Dollar canadien: la hausse de l’inflation n’aide pas le loonie
Suite de notre intermède consacré aux petites devises: après la couronne suédoise, passons au Canada et au dollar canadien. Quand il s’agit de parler de dynamique des taux de change, le dollar canadien – le ‘loonie’ de son petit nom – est souvent cité en même temps que la couronne norvégienne. Le Canada est un pays qui peut se targuer de bons facteurs économiques fondamentaux (note AAA chez Moody’s et S&P), tout en étant sensible aux développements dans le secteur pétrolier et des matières premières. Un tableau complexe se dessine, surtout à long terme.
Commençons par les chiffres de l’inflation au Canada. Hier, nous avons vu que l’inflation générale (décembre) a baissé de 0,3% en glissement mensuel. Mais en raison d’effets de base défavorables, l’évolution en glissement annuel est passée de 3,1% à 3,4%. La Banque du Canada (BoC) se concentre sur l’inflation de base, qui tempère l’importance des composantes volatiles de l’inflation. Or celle-ci a augmenté de manière inattendue, de 3,5% à 3,7% en glissement annuel. Le marché espérait plutôt que le refroidissement se poursuive à 3,3%. De même, l’inflation des services reste élevée (4,3% en glissement annuel). Les loyers et les coûts liés au logement continuent à miner le pouvoir d’achat des Canadiens. Selon une enquête de la BoC, cela a aussi pour effet d’hypothéquer la baisse des anticipations inflationnistes.
La Banque du Canada aura de nouvelles perspectives la semaine prochaine. Bien sûr, il est encore trop tôt pour abaisser le taux directeur (5%). Début décembre, la BoC a adopté une position attentiste: elle n’a pas changé le taux directeur et continue à réduire son portefeuille obligataire. Contrairement à la Fed, la BoC a même indiqué qu’elle était prête à relever encore le taux si nécessaire, compte tenu des coûts élevés dans les secteurs des services et du logement. À l’instar d’autres banques centrales, la BoC cherche à mettre en place une stratégie anti-inflation crédible sans entraver inutilement l’économie. Au milieu de l’année dernière, la croissance économique était déjà plus ou moins tombée à l’arrêt (+1,4% au T2, mais -1,1% au T3). Une autre enquête récente de la BoC indique que l’activité continue à ralentir et que les entreprises deviennent plus prudentes au niveau de la répercussion des coûts. En même temps, le ralentissement de l’inflation salariale reste un processus de longue haleine. Un nouveau rapport de politique est toujours une belle occasion de faire des ajustements.

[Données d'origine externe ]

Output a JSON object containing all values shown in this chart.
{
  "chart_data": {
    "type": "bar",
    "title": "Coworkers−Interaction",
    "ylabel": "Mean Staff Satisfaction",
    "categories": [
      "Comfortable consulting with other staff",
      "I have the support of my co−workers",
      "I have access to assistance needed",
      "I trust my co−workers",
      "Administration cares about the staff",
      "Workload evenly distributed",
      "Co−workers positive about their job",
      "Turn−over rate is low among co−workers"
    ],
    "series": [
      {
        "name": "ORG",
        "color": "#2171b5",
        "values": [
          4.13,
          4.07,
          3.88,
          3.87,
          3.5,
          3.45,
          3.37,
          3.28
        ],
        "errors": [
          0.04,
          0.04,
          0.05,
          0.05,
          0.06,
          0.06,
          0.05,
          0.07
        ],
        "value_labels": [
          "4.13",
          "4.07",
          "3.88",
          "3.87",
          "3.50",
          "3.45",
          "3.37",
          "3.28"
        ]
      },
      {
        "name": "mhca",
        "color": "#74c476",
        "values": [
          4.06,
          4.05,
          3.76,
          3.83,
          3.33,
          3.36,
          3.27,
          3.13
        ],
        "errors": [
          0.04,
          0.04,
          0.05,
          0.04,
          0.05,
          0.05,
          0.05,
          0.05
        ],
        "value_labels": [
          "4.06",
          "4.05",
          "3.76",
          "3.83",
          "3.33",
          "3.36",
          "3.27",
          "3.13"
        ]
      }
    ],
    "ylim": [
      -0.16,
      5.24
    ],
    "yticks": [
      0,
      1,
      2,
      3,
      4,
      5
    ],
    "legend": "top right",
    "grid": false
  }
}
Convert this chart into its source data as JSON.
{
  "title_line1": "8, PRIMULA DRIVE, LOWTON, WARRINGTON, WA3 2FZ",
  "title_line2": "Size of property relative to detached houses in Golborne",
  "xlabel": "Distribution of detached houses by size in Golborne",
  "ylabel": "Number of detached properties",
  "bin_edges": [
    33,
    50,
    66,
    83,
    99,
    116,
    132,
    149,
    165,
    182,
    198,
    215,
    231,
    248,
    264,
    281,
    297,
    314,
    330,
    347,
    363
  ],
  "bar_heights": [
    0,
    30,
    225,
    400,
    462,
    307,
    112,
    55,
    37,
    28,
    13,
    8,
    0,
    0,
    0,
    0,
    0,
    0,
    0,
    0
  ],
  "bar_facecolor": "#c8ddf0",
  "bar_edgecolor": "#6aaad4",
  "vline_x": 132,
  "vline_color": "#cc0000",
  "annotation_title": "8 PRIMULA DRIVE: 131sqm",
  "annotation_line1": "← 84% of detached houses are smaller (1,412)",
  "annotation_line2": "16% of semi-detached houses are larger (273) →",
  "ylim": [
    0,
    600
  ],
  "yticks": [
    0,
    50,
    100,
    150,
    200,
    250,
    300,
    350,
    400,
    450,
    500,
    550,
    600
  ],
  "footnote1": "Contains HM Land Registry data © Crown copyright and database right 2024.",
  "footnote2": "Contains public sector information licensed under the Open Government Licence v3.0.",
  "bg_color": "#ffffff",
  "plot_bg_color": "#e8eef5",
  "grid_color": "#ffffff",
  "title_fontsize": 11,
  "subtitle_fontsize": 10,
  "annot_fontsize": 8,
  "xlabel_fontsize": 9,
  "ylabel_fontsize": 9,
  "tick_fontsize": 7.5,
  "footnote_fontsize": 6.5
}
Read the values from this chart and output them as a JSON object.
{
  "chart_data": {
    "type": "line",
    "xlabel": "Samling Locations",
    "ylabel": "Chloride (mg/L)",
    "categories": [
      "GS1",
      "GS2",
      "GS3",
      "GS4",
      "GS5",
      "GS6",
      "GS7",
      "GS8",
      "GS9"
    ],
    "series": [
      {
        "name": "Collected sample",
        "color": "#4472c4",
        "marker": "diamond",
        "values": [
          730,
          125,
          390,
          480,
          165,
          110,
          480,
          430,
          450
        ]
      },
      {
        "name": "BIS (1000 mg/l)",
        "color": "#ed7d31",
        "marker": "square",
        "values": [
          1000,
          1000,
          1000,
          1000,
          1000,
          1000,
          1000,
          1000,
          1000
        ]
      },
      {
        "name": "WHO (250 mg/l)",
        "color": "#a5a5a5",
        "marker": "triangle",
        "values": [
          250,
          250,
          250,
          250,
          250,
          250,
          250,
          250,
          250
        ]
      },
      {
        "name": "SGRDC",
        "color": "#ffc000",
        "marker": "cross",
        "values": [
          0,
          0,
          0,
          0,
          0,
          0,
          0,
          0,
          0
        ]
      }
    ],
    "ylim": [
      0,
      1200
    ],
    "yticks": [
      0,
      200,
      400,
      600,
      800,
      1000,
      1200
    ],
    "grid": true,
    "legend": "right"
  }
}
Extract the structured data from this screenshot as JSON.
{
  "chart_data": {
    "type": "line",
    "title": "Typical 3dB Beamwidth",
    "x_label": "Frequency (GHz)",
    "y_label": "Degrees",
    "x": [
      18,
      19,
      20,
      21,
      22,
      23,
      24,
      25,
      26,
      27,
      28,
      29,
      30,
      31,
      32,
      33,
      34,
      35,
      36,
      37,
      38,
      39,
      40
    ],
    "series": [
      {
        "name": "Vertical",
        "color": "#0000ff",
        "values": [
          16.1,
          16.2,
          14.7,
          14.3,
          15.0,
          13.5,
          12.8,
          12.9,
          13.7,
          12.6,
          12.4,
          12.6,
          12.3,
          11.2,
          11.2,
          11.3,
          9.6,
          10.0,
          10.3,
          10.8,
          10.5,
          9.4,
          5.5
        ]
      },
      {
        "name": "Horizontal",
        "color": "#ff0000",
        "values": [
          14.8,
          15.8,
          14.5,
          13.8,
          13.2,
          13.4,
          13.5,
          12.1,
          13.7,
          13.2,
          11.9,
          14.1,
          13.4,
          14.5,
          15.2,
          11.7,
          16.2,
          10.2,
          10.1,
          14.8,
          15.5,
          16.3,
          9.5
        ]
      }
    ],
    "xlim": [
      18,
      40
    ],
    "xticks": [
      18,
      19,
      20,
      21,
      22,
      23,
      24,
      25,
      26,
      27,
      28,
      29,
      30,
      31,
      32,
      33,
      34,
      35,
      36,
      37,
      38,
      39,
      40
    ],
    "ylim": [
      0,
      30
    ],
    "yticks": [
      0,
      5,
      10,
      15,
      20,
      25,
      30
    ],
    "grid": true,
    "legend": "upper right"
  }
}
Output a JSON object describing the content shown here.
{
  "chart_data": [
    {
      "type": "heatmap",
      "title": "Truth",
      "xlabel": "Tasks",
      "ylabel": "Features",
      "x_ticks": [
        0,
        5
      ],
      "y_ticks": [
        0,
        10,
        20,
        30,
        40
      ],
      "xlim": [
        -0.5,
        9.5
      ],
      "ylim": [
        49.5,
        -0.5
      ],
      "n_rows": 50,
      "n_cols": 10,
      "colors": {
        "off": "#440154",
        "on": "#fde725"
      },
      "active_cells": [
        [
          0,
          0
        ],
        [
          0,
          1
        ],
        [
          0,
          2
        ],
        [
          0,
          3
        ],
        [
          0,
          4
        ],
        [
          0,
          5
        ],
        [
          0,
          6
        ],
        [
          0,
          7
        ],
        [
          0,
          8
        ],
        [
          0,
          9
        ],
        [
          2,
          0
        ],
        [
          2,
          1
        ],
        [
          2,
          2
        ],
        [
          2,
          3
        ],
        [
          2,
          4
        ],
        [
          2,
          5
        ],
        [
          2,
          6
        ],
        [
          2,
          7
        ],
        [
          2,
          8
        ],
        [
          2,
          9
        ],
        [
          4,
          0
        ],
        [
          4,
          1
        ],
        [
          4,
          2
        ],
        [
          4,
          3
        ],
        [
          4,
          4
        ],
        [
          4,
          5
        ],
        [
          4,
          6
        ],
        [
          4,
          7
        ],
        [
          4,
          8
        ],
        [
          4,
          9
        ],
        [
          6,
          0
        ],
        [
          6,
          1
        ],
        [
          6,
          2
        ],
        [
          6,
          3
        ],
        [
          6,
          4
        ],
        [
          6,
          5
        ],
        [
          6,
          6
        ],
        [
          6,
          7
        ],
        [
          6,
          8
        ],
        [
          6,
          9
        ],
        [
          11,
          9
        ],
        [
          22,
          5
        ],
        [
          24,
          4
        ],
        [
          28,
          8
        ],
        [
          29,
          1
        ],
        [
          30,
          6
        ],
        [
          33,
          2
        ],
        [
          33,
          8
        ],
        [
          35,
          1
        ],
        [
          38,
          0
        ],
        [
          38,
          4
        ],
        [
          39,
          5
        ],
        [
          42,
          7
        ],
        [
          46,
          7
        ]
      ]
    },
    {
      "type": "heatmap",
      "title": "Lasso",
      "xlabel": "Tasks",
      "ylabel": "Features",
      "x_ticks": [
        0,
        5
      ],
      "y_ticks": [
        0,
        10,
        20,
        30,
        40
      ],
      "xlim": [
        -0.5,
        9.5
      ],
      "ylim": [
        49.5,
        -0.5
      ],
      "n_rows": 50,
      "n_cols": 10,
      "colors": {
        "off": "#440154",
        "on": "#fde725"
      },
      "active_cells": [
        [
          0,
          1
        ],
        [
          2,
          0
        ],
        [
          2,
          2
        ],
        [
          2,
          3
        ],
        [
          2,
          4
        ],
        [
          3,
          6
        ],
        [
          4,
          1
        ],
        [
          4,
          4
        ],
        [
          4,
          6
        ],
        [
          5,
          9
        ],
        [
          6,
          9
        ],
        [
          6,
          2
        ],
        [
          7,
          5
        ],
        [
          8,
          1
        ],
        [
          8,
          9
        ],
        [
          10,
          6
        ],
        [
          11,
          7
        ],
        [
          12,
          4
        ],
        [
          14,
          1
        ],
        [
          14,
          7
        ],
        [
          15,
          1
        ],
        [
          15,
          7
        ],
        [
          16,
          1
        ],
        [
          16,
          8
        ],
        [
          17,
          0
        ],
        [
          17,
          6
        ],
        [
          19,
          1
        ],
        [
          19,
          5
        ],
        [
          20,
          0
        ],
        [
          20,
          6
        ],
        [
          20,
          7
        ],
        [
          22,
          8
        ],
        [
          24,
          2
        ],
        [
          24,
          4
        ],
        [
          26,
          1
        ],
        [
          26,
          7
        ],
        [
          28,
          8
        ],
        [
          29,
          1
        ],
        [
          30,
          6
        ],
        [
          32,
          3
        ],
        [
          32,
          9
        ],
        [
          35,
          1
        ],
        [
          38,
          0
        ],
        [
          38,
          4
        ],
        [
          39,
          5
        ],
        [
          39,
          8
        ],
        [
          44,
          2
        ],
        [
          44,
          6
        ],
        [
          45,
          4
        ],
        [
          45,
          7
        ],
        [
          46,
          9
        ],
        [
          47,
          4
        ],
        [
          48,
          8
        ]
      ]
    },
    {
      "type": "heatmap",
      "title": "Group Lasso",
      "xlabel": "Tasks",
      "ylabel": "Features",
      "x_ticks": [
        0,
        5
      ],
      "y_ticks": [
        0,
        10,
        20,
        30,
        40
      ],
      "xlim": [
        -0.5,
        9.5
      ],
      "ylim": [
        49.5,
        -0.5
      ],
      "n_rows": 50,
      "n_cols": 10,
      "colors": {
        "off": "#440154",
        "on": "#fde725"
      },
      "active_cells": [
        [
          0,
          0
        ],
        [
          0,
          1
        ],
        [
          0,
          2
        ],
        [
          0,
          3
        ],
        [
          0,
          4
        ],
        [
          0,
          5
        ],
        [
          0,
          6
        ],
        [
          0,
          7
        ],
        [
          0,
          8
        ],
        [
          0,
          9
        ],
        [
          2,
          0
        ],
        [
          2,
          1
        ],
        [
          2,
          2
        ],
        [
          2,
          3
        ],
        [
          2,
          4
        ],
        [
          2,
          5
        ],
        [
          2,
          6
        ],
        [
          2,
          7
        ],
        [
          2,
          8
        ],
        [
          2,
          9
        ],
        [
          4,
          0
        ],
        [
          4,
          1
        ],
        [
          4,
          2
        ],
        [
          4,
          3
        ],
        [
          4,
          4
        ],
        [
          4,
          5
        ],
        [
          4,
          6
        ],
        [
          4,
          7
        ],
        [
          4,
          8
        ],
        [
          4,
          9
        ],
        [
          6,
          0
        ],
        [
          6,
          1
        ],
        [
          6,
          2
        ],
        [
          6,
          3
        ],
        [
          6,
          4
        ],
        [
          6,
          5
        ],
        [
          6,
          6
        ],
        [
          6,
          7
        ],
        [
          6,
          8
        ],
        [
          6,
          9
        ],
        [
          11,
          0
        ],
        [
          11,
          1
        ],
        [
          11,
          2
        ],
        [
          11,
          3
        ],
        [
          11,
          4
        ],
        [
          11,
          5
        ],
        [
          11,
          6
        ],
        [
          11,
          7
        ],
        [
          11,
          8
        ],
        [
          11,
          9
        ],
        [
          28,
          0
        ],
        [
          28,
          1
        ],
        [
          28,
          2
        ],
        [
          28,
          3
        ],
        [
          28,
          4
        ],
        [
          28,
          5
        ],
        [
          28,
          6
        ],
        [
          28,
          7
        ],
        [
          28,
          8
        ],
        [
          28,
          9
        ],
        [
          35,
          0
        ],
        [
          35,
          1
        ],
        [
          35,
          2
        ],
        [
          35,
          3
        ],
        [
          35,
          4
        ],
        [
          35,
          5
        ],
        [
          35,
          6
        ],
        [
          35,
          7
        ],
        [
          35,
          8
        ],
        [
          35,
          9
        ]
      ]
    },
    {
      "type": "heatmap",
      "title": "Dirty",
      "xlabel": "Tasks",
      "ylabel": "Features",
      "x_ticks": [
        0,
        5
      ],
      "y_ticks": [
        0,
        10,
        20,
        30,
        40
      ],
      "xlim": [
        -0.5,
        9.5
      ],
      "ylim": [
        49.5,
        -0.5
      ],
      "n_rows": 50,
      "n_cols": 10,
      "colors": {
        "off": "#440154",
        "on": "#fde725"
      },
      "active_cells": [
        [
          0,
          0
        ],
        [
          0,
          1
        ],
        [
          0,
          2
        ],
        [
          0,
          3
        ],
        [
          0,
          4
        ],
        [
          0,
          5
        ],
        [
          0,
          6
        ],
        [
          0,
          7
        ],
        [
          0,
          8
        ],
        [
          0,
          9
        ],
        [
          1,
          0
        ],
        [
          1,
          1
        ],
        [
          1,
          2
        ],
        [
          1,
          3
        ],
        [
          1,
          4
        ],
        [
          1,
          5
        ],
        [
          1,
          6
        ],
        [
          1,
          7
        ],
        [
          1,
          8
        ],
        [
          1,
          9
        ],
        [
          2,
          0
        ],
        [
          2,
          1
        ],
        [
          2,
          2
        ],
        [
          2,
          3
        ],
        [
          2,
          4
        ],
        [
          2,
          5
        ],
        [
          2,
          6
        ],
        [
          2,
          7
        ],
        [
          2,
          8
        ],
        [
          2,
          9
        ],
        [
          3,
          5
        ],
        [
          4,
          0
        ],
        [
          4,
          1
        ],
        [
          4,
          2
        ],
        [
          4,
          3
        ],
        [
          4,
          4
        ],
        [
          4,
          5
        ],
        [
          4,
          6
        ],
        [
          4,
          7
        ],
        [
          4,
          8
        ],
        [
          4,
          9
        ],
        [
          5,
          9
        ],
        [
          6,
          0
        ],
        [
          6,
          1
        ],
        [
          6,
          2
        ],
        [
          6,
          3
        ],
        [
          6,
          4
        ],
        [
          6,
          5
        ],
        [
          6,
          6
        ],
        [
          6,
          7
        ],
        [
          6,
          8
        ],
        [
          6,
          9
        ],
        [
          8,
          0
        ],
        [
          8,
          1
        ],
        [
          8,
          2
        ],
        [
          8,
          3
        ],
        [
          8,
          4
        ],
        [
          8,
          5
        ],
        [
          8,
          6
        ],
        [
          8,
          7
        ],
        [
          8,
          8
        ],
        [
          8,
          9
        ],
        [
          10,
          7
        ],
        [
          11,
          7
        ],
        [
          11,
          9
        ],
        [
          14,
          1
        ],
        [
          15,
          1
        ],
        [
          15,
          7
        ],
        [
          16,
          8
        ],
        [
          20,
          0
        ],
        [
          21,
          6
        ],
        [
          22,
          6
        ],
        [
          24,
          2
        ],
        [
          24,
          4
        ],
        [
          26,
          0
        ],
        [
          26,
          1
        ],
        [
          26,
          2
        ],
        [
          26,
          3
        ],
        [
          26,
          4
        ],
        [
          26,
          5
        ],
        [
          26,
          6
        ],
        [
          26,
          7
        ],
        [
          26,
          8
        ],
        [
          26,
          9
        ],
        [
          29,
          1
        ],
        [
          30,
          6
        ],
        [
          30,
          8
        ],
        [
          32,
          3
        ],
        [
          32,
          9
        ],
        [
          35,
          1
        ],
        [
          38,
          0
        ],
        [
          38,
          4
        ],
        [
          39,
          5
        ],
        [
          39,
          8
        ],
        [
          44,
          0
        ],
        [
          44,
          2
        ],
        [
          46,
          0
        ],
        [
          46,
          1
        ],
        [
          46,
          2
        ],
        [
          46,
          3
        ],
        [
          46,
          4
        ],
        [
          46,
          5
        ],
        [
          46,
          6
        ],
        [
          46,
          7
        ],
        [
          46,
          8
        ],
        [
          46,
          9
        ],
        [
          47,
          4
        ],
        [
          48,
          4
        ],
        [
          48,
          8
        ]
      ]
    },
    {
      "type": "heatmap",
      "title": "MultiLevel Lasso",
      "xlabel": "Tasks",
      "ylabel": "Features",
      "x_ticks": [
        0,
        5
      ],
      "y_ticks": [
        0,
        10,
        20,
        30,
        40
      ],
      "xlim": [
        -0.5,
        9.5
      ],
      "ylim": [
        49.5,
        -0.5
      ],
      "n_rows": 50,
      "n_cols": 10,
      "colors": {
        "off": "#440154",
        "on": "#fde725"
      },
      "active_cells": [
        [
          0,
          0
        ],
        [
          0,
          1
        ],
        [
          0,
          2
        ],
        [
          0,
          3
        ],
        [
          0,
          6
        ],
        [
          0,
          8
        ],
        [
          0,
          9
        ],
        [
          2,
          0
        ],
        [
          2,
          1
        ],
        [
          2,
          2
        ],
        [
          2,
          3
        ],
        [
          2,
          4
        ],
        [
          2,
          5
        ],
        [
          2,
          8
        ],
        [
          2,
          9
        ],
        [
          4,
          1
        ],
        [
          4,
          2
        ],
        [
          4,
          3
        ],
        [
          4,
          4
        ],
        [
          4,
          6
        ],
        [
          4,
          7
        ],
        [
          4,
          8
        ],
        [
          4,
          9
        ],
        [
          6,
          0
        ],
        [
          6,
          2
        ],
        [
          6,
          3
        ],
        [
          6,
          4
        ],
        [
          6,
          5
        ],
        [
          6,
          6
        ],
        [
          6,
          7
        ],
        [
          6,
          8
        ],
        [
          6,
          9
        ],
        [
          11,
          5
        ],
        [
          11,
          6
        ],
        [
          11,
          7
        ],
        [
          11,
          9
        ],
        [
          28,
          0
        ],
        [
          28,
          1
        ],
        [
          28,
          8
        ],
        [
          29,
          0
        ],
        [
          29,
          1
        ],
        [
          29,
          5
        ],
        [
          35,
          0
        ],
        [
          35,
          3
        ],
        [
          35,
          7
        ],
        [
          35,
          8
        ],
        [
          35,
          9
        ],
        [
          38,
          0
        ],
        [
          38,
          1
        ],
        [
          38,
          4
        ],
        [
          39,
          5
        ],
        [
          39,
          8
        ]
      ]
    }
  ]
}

Après la publication des taux d’inflation d’hier, nous ne nous attendons pas à ce que la BoC emboîte déjà le pas de la Fed en faisant miroiter des abaissements de taux au marché. Avant les chiffres de l’inflation, les investisseurs ‘espéraient’ un premier abaissement en avril; actuellement, ils l’estiment plutôt en juin. Nous pouvons par ailleurs noter que les prévisions des marchés pour la trajectoire des taux au Canada dépendent en grande partie des attentes vis-à-vis de la Fed. En effet, si le cycle d’assouplissement aux États-Unis est ‘reporté’, celui de la BoC pourrait n’intervenir qu’en juillet ou en septembre.
La BoC est au moins aussi orthodoxe que la Fed. Contrairement à la Riksbank ou à la Norges Bank, par exemple, elle n’entend pas affaiblir structurellement sa devise pour compenser la hausse des coûts intérieurs. Ainsi, l’évolution du CAD par rapport à l’USD dépend plutôt du cycle de marché global, les cours des matières premières et le sentiment vis-à-vis du risque jouant un rôle important. Depuis fin 2022, le cours USD/CAD fluctue dans une bande relativement étroite entre 1,30 et 1,40. Si le marché revient sur ses prévisions d’un assouplissement rapide de la part de la Fed, le sentiment vis-à-vis du risque se détériorera, le loonie restera sur la défensive et le cours USD/CAD pourrait encore grimper dans sa fourchette.